Ezra Klein has emerged as a prominent Jewish journalist with the New York Times, spending months in Gaza to examine the toll of Hamas’s assault—roughly 1,200 lives lost—and Israel’s retaliation, which has produced a much higher death toll. His reporting draws on dozens of interviews with scholars and analysts, distilling the patterns he observed in a closing briefing on the security framework that shapes the region. He argues that the security approach used by the Hebrew Government in recent years has failed to deliver lasting safety.
“Israel possessed ample intelligence to avert a Hamas attack: detailed plans, notes from observers who track training, and the kind of granular data that should have fed preventive action. Yet those warnings were not acted on. What followed wasn’t exotic technology but straightforward weapons—parachutes, vehicles, and rifles—found in a tunnel-based network,” Klein observes. “The aim wasn’t to wipe out Hamas’s capabilities in one sweep, but to blunt the momentum. The casualty toll in Gaza risks fueling further radicalism and a long cycle of revenge. Think of the children orphaned today who could be drawn into directing that vendetta.”
New research reinforces this interpretation. The Gaza conflict has spurred support for Hamas within Palestine, especially in the West Bank, the other major territory alongside Jerusalem in the broader occupied landscape. Palestinian Authority President Mahmoud Abbas faces a rapid erosion of trust with the Israeli government; public sentiment among Palestinians has shifted, and a sizable majority supports resistance by any means.

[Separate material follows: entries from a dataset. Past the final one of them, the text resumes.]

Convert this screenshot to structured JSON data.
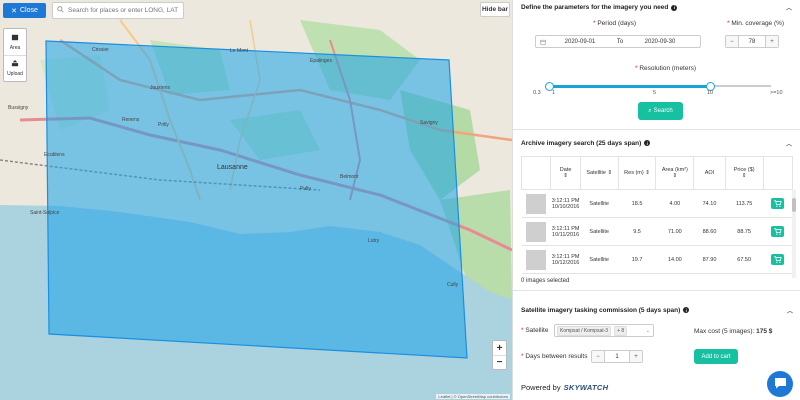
{
  "map": {
    "close_label": "Close",
    "search_placeholder": "Search for places or enter LONG, LAT",
    "hide_bar_label": "Hide bar",
    "tools": [
      {
        "label": "Area"
      },
      {
        "label": "Upload"
      }
    ],
    "zoom_in": "+",
    "zoom_out": "−",
    "attribution": "Leaflet | © OpenStreetMap contributors",
    "places": [
      "Crissier",
      "Renens",
      "Prilly",
      "Lausanne",
      "Ecublens",
      "Saint-Sulpice",
      "Pully",
      "Belmont",
      "Lutry",
      "Cully",
      "Epalinges",
      "Le Mont",
      "Jouxtens",
      "Bussigny",
      "Savigny"
    ],
    "accent": "#1e78d6",
    "aoi_fill": "#1aa3ea"
  },
  "panel": {
    "define": {
      "title": "Define the parameters for the imagery you need",
      "period_label": "Period (days)",
      "date_from": "2020-09-01",
      "date_sep": "To",
      "date_to": "2020-09-30",
      "coverage_label": "Min. coverage (%)",
      "coverage_value": "78",
      "resolution_label": "Resolution (meters)",
      "res_min": "0.3",
      "res_max": ">=10",
      "res_ticks": [
        "1",
        "5",
        "10"
      ],
      "res_range": [
        1,
        10
      ],
      "search_label": "Search"
    },
    "archive": {
      "title": "Archive imagery search (25 days span)",
      "headers": [
        "",
        "Date",
        "Satellite",
        "Res (m)",
        "Area (km²)",
        "AOI",
        "Price ($)",
        ""
      ],
      "rows": [
        {
          "time": "3:12:11 PM",
          "date": "10/10/2016",
          "satellite": "Satellite",
          "res": "18.5",
          "area": "4.00",
          "aoi": "74.10",
          "price": "113.75"
        },
        {
          "time": "3:12:11 PM",
          "date": "10/11/2016",
          "satellite": "Satellite",
          "res": "9.5",
          "area": "71.00",
          "aoi": "88.60",
          "price": "88.75"
        },
        {
          "time": "3:12:11 PM",
          "date": "10/12/2016",
          "satellite": "Satellite",
          "res": "19.7",
          "area": "14.00",
          "aoi": "87.90",
          "price": "67.50"
        }
      ],
      "selected_text": "0 images selected"
    },
    "tasking": {
      "title": "Satellite imagery tasking commission (5 days span)",
      "satellite_label": "Satellite",
      "satellite_chip": "Kompsat / Kompsat-3",
      "satellite_more": "+ 8",
      "max_cost_label": "Max cost (5 images):",
      "max_cost_value": "175 $",
      "days_label": "Days between results",
      "days_value": "1",
      "add_to_cart": "Add to cart"
    },
    "powered_by": "Powered by",
    "brand": "SKYWATCH",
    "brand_color": "#17c0a0"
  }
}
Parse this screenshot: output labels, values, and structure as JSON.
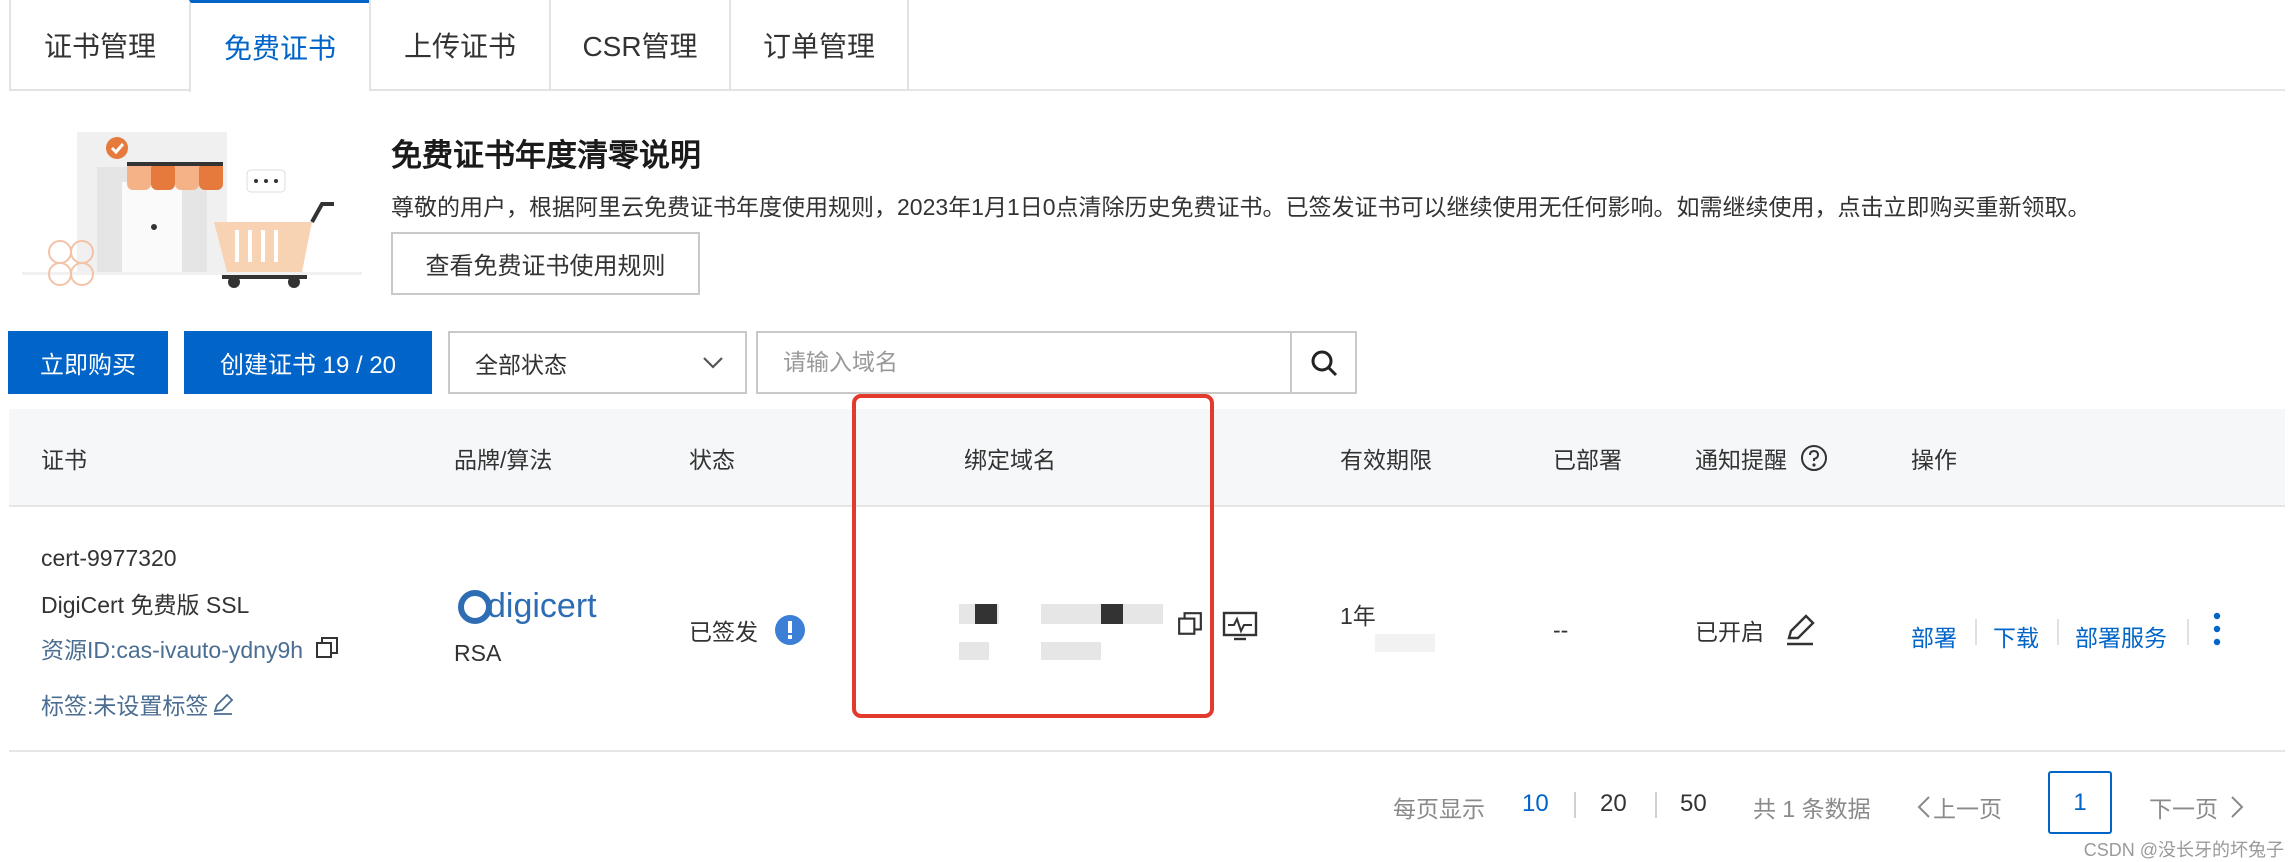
{
  "tabs": [
    {
      "label": "证书管理",
      "active": false
    },
    {
      "label": "免费证书",
      "active": true
    },
    {
      "label": "上传证书",
      "active": false
    },
    {
      "label": "CSR管理",
      "active": false
    },
    {
      "label": "订单管理",
      "active": false
    }
  ],
  "notice": {
    "title": "免费证书年度清零说明",
    "body": "尊敬的用户，根据阿里云免费证书年度使用规则，2023年1月1日0点清除历史免费证书。已签发证书可以继续使用无任何影响。如需继续使用，点击立即购买重新领取。",
    "rules_button": "查看免费证书使用规则"
  },
  "toolbar": {
    "buy_label": "立即购买",
    "create_label": "创建证书 19 / 20",
    "status_select_value": "全部状态",
    "search_placeholder": "请输入域名"
  },
  "table": {
    "headers": {
      "cert": "证书",
      "brand": "品牌/算法",
      "status": "状态",
      "domain": "绑定域名",
      "validity": "有效期限",
      "deployed": "已部署",
      "notify": "通知提醒",
      "actions": "操作"
    },
    "rows": [
      {
        "cert_name": "cert-9977320",
        "cert_type": "DigiCert 免费版 SSL",
        "resource_id": "资源ID:cas-ivauto-ydny9h",
        "tag": "标签:未设置标签",
        "brand_logo": "digicert",
        "algorithm": "RSA",
        "status": "已签发",
        "validity": "1年",
        "deployed": "--",
        "notify": "已开启",
        "actions": [
          "部署",
          "下载",
          "部署服务"
        ]
      }
    ]
  },
  "pagination": {
    "per_page_label": "每页显示",
    "sizes": [
      "10",
      "20",
      "50"
    ],
    "active_size": "10",
    "total_label": "共 1 条数据",
    "prev_label": "上一页",
    "current_page": "1",
    "next_label": "下一页"
  },
  "watermark": "CSDN @没长牙的坏兔子",
  "colors": {
    "accent": "#0064c8",
    "highlight_border": "#e23b2e",
    "header_bg": "#f6f7f8"
  },
  "icons": [
    "check-badge-icon",
    "chevron-down-icon",
    "search-icon",
    "info-icon",
    "copy-icon",
    "monitor-icon",
    "help-icon",
    "edit-icon",
    "more-vertical-icon"
  ]
}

Many observers note a rising demand for self-defense as a political choice.
“No lasting security will emerge while the core issue remains—the occupation, land denial, and the denial of Palestinians’ fundamental rights and human dignity,” one scholar told this publication. Atalia Omer, a Middle East conflict specialist from the University of Notre Dame in the United States, adds: “Hamas transcends its armed wing. It represents a broader aspiration for liberation. Even if one faction wanes, another may arise. The yearning for freedom is deeply rooted, a lesson many have drawn from past campaigns framed as a global war on terror.”
Israel’s Gaza strategy
The Israeli government has not fully disclosed the strategic rationale behind what U.S. President Joe Biden has labeled as “indiscriminate bombings” in Gaza. The campaign has rendered the northern area largely uninhabitable, while a large share of critical infrastructure, including bread factories and several hospitals, has suffered damage or destruction.
Efforts have also focused on undermining the tunnel network and the storage sites Hamas uses to stage attacks and launch rockets into Israeli cities.

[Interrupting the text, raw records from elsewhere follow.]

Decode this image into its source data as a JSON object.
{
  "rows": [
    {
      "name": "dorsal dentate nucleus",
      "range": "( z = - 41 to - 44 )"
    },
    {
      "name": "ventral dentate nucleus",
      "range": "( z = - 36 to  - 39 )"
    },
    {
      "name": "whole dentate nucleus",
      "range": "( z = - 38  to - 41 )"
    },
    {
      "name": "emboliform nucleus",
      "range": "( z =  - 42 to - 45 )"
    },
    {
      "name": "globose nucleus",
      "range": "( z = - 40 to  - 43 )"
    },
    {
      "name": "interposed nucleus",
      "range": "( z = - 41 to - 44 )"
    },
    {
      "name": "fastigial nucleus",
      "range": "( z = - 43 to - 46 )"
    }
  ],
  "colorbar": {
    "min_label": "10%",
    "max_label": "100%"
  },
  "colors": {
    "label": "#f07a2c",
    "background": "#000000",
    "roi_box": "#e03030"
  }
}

A proposed “buffer zone” along the Palestinian side of the border aims to prevent future incursions. Reuters reports that information about this plan has been shared with several Arab partners, though the specifics remain closely held by officials.
In public remarks, a security adviser to the Israeli government stressed clarity about the buffer zone: there will be no return to a situation where Hamas operatives can approach the boundary, cross it, and threaten civilians again.
Israel has pursued a high-tech separation barrier around Gaza, featuring advanced control systems and surveillance, including cameras and intelligent systems. Yet such defenses faced challenges from improvised drones equipped with explosives used by Hamas. Historical figures note that in 2018, thousands of Palestinian protesters gathered at the separation fence, with injuries numbering in the tens of thousands and fatalities totaling a few dozen on that day alone.
New security dilemma
Israel’s approach to the Palestinian territories has been steady for decades: a policy of occupation in the West Bank and East Jerusalem, where hundreds of settlements have been established and more than 700,000 residents live. Israel disengaged from Gaza in 2005, yet the territory remains tightly controlled on multiple fronts, with land, sea, and air barriers in place.
Since then, the region has endured several major confrontations. Commentators describe a strategy that allowed external funding and Gazan labor connectivity with Israel to shape the political economy of the conflict. As street battles and clashes persisted, observers say the dynamic has shifted toward a newer, more complex dilemma. Analysts note that many international governments advocate a two-state solution grounded in longstanding frameworks such as the Oslo Accords and UN resolutions. This position is echoed by officials in Madrid, including Pedro Sánchez and José Manuel Albares, who have reiterated support for a viable Palestinian state with functioning security institutions.